Managing chronic diseases faces numerous challenges that AI adoption could address, ranging from fragmented care to resistance to new technologies. Dr. Walker at uMETHOD Health highlights several key obstacles that AI can help overcome:
The potential of AI to transform healthcare is immense. However, as IDC warns, “without proper regulations and safeguards, things could spiral out of control,” highlighting the urgent need for a comprehensive understanding of AI's potential and its careful adoption in various contexts.
This is particularly critical given the handling of sensitive medical data and the importance of ensuring its security and privacy for the development of innovative treatments, especially in relation to chronic diseases.
Among the most significant challenges is dealing with the poor quality of the patient input data, as errors or biases in the information can lead to inaccurate recommendations. uMETHOD Health sees about 15% of arriving medical data as flawed in same manner – this dirty data must be corrected, mitigated, or expunged, before being used by any downstream software algorithms. Implementing these technologies requires substantial investments in technological infrastructure, which may limit their adoption in regions or healthcare systems with more restricted resources.
Overcoming these obstacles requires not only technological advancements but also the creation of clear and global regulations that enable the healthcare sector to integrate these solutions more rapidly and effectively.

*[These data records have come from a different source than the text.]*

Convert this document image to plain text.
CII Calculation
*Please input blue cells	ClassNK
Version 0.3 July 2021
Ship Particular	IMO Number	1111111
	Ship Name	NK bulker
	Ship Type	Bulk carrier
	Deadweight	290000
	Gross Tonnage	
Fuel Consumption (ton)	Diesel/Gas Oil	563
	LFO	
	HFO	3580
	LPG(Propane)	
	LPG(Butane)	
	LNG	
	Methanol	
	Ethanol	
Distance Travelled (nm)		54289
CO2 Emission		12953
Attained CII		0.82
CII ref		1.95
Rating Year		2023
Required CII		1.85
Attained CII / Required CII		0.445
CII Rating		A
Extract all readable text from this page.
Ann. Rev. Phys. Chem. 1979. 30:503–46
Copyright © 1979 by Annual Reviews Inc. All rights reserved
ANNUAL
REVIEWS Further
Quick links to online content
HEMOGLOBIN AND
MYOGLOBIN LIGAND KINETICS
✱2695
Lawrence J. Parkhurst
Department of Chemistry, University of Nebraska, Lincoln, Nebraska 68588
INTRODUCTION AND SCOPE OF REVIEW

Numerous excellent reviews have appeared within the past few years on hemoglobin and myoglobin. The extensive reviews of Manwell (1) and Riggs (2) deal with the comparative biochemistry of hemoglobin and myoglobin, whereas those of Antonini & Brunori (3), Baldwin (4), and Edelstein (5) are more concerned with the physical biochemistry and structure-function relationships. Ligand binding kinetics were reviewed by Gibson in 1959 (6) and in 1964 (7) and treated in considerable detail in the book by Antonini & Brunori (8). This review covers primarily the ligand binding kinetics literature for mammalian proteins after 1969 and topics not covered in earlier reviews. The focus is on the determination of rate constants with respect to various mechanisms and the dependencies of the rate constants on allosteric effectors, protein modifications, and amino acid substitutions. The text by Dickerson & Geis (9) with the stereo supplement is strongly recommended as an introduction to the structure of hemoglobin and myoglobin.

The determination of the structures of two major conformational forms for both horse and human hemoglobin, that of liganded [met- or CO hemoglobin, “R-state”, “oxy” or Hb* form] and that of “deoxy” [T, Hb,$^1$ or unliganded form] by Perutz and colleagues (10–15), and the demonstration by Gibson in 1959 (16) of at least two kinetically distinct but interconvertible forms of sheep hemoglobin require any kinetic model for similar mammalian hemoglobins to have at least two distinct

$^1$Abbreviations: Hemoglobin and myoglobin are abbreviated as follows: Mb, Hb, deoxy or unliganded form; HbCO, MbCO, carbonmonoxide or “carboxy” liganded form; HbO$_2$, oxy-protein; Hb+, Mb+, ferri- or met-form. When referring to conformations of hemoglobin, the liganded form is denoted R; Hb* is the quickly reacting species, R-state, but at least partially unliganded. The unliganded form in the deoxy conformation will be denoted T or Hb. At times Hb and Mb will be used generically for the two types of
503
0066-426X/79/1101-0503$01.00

A critical aspect now is financing, ensuring financial incentives for medical providers to adopt these technologies while also making them financially viable for patients. Dr. Walker, from uMETHOD Health, states that addressing these challenges requires not only technological advancements but also a fundamental shift in how care is conceptualized and delivered.
“I predict that AI will rapidly transform personalized care by integrating detailed historical medical data from electronic health records and health information exchanges. By leveraging these rich data sources, AI can deliver care that is not only highly individualized but also aligned with real-world constraints and patients’ dynamic needs,” Dr. Walker noted.
Afzal M. Tarar, Founder & Managing Partner of Quartus Capital Partners, added that “The effective use AI with the many billions of data points generated daily in the healthcare field stands as a potential solution to the present and future healthcare challenges, particularly the chronic disease management. Ongoing investment will be a key factor in continuing to develop the AI-enabled healthcare ecosystem, enabling more innovative solutions to take shape and address the healthcare challenges.”